Fish Talk in the News – Friday, October 20

Witch flounder is also known as gray sole. Image via NEFSC/NOAA.

  • New assessments show that witch flounder stocks in New England are overfished. It’s unknown, however, if overfishing is occurring. Witch flounder are a popular food fish in New England, but catch has declined over 4 million pounds since the early 2000s. The New England Fishery Management Council must now create a plan to rebuild the population.
  • Maine’s blue mussel harvest reached a 40-year low in 2016, with only 1.8 million pounds. The mussel populations have been declining since the early 2000s when harvesters would routinely collect 3 million pounds. Some factors contributing to the decline include shellfish poison events leading to harvest closures, increasing impacts of ocean acidification, and predation from invasive green crabs.
  • The Atlantic States Marine Fisheries Commission is seeking public comment on proposed changes to lobster management. The Commission wants to improve reporting of lobster harvest and collection of biological data. Public comments will be accepted through January 22, 2018.
  • The U.S. government seized four of Carlos Rafael’s vessels on Wednesday: Lady Patricia, Olivia & Rafaela, Southern Crusader II, and Bull Dog. The vessels will likely be auctioned off by the U.S. Marshals Asset Forfeiture Program.
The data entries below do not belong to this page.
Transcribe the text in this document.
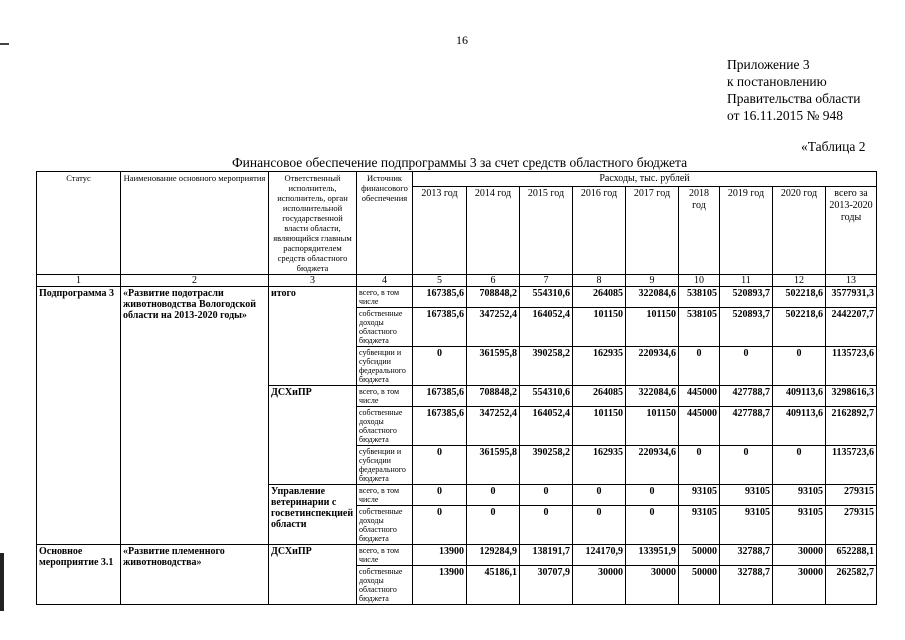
16
Приложение 3
к постановлению
Правительства области
от 16.11.2015 № 948
«Таблица 2
Финансовое обеспечение подпрограммы 3 за счет средств областного бюджета
Статус	Наименование основного мероприятия	Ответственный исполнитель, исполнитель, орган исполнительной государственной власти области, являющийся главным распорядителем средств областного бюджета	Источник финансового обеспечения	Расходы, тыс. рублей								
				2013 год	2014 год	2015 год	2016 год	2017 год	2018 год	2019 год	2020 год	всего за 2013-2020 годы
1	2	3	4	5	6	7	8	9	10	11	12	13
Подпрограмма 3	«Развитие подотрасли животноводства Вологодской области на 2013-2020 годы»	итого	всего, в том числе	167385,6	708848,2	554310,6	264085	322084,6	538105	520893,7	502218,6	3577931,3
			собственные доходы областного бюджета	167385,6	347252,4	164052,4	101150	101150	538105	520893,7	502218,6	2442207,7
			субвенции и субсидии федерального бюджета	0	361595,8	390258,2	162935	220934,6	0	0	0	1135723,6
		ДСХиПР	всего, в том числе	167385,6	708848,2	554310,6	264085	322084,6	445000	427788,7	409113,6	3298616,3
			собственные доходы областного бюджета	167385,6	347252,4	164052,4	101150	101150	445000	427788,7	409113,6	2162892,7
			субвенции и субсидии федерального бюджета	0	361595,8	390258,2	162935	220934,6	0	0	0	1135723,6
		Управление ветеринарии с госветинспекцией области	всего, в том числе	0	0	0	0	0	93105	93105	93105	279315
			собственные доходы областного бюджета	0	0	0	0	0	93105	93105	93105	279315
Основное мероприятие 3.1	«Развитие племенного животноводства»	ДСХиПР	всего, в том числе	13900	129284,9	138191,7	124170,9	133951,9	50000	32788,7	30000	652288,1
			собственные доходы областного бюджета	13900	45186,1	30707,9	30000	30000	50000	32788,7	30000	262582,7
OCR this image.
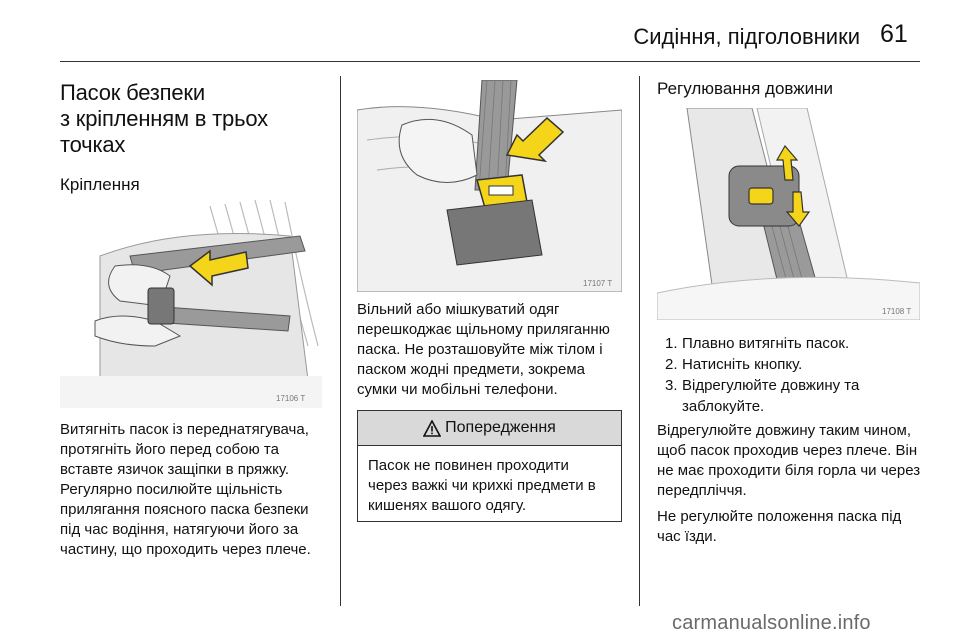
Сидіння, підголовники 61
Пасок безпеки
з кріпленням в трьох
точках
Кріплення
17106 T

Витягніть пасок із переднатягувача, протягніть його перед собою та вставте язичок защіпки в пряжку. Регулярно посилюйте щільність прилягання поясного паска безпеки під час водіння, натягуючи його за частину, що проходить через плече.

17107 T

Вільний або мішкуватий одяг перешкоджає щільному приляганню паска. Не розташовуйте між тілом і паском жодні предмети, зокрема сумки чи мобільні телефони.

Попередження
Пасок не повинен проходити через важкі чи крихкі предмети в кишенях вашого одягу.
Регулювання довжини
17108 T
1. Плавно витягніть пасок.
2. Натисніть кнопку.
3. Відрегулюйте довжину та заблокуйте.

Відрегулюйте довжину таким чином, щоб пасок проходив через плече. Він не має проходити біля горла чи через передпліччя.

Не регулюйте положення паска під час їзди.

carmanualsonline.info
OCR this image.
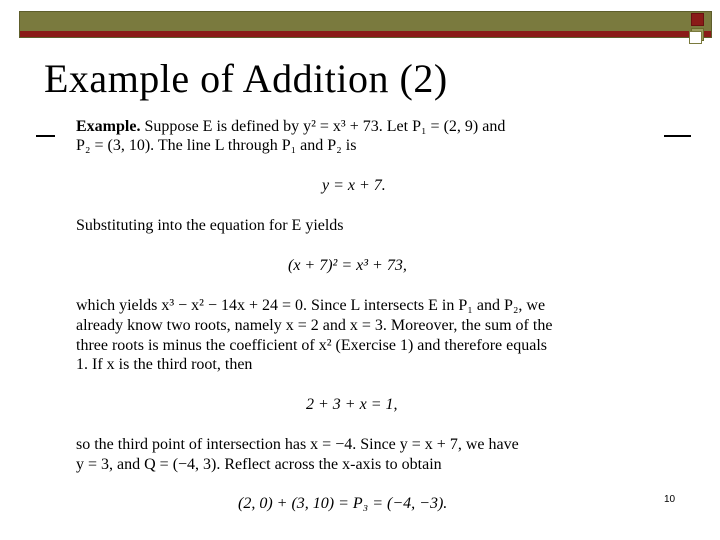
Example of Addition (2)
Example. Suppose E is defined by y² = x³ + 73. Let P₁ = (2, 9) and
P₂ = (3, 10). The line L through P₁ and P₂ is
y = x + 7.
Substituting into the equation for E yields
(x + 7)² = x³ + 73,
which yields x³ − x² − 14x + 24 = 0. Since L intersects E in P₁ and P₂, we
already know two roots, namely x = 2 and x = 3. Moreover, the sum of the
three roots is minus the coefficient of x² (Exercise 1) and therefore equals
1. If x is the third root, then
2 + 3 + x = 1,
so the third point of intersection has x = −4. Since y = x + 7, we have
y = 3, and Q = (−4, 3). Reflect across the x-axis to obtain
(2, 0) + (3, 10) = P₃ = (−4, −3).	10
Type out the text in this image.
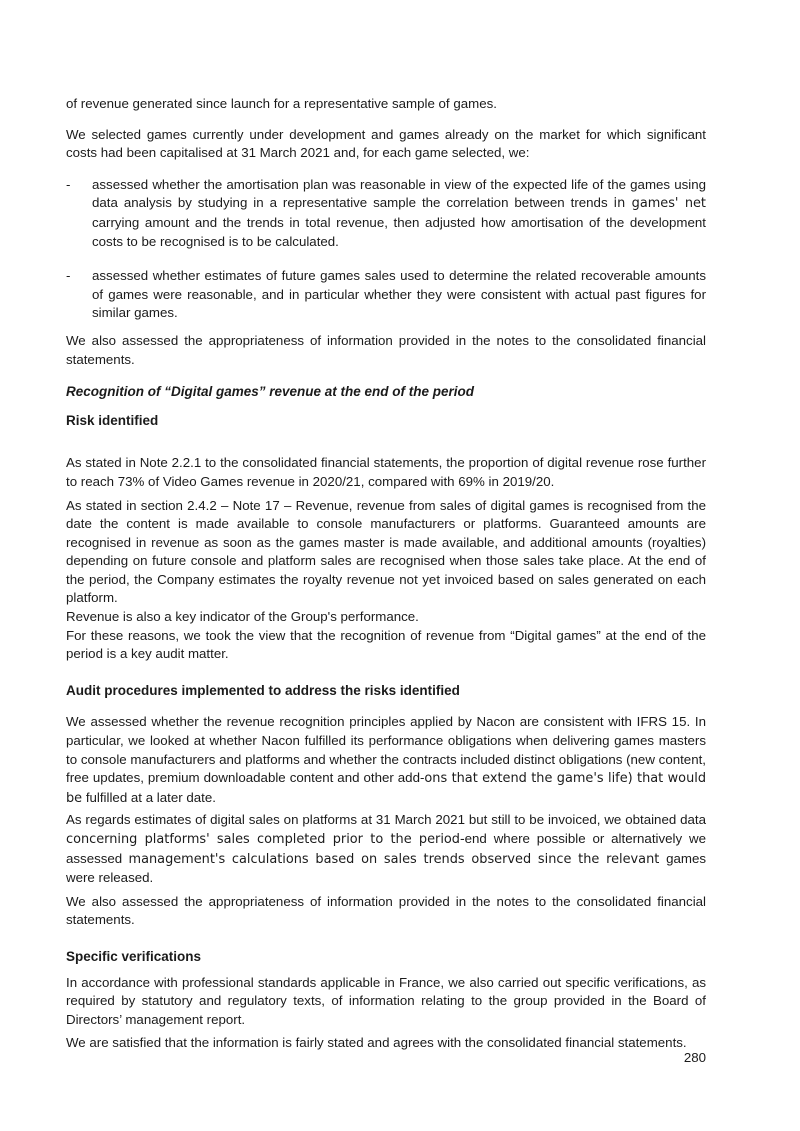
of revenue generated since launch for a representative sample of games.
We selected games currently under development and games already on the market for which significant costs had been capitalised at 31 March 2021 and, for each game selected, we:
- assessed whether the amortisation plan was reasonable in view of the expected life of the games using data analysis by studying in a representative sample the correlation between trends in games' net carrying amount and the trends in total revenue, then adjusted how amortisation of the development costs to be recognised is to be calculated.
- assessed whether estimates of future games sales used to determine the related recoverable amounts of games were reasonable, and in particular whether they were consistent with actual past figures for similar games.
We also assessed the appropriateness of information provided in the notes to the consolidated financial statements.
Recognition of “Digital games” revenue at the end of the period
Risk identified
As stated in Note 2.2.1 to the consolidated financial statements, the proportion of digital revenue rose further to reach 73% of Video Games revenue in 2020/21, compared with 69% in 2019/20.
As stated in section 2.4.2 – Note 17 – Revenue, revenue from sales of digital games is recognised from the date the content is made available to console manufacturers or platforms. Guaranteed amounts are recognised in revenue as soon as the games master is made available, and additional amounts (royalties) depending on future console and platform sales are recognised when those sales take place. At the end of the period, the Company estimates the royalty revenue not yet invoiced based on sales generated on each platform.
Revenue is also a key indicator of the Group's performance.
For these reasons, we took the view that the recognition of revenue from “Digital games” at the end of the period is a key audit matter.
Audit procedures implemented to address the risks identified
We assessed whether the revenue recognition principles applied by Nacon are consistent with IFRS 15. In particular, we looked at whether Nacon fulfilled its performance obligations when delivering games masters to console manufacturers and platforms and whether the contracts included distinct obligations (new content, free updates, premium downloadable content and other add-ons that extend the game's life) that would be fulfilled at a later date.
As regards estimates of digital sales on platforms at 31 March 2021 but still to be invoiced, we obtained data concerning platforms' sales completed prior to the period-end where possible or alternatively we assessed management's calculations based on sales trends observed since the relevant games were released.
We also assessed the appropriateness of information provided in the notes to the consolidated financial statements.
Specific verifications
In accordance with professional standards applicable in France, we also carried out specific verifications, as required by statutory and regulatory texts, of information relating to the group provided in the Board of Directors’ management report.
We are satisfied that the information is fairly stated and agrees with the consolidated financial statements.
280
Rafael, who will begin his 46-month prison sentence in November, watched the process from afar.
  • Through the Northeast Fisheries Science Center’s Cooperative Research Branch, fisheries scientists and commercial fishermen are working together on a bottom longline survey in the Gulf of Maine. The goal of the survey is to collect data on fish species that are not captured by trawl surveys because they prefer rocky habitat. The survey is now in its fourth year. Researchers have previously collected over 6,200 life history samples and 1,300 samples for studying reproduction and age.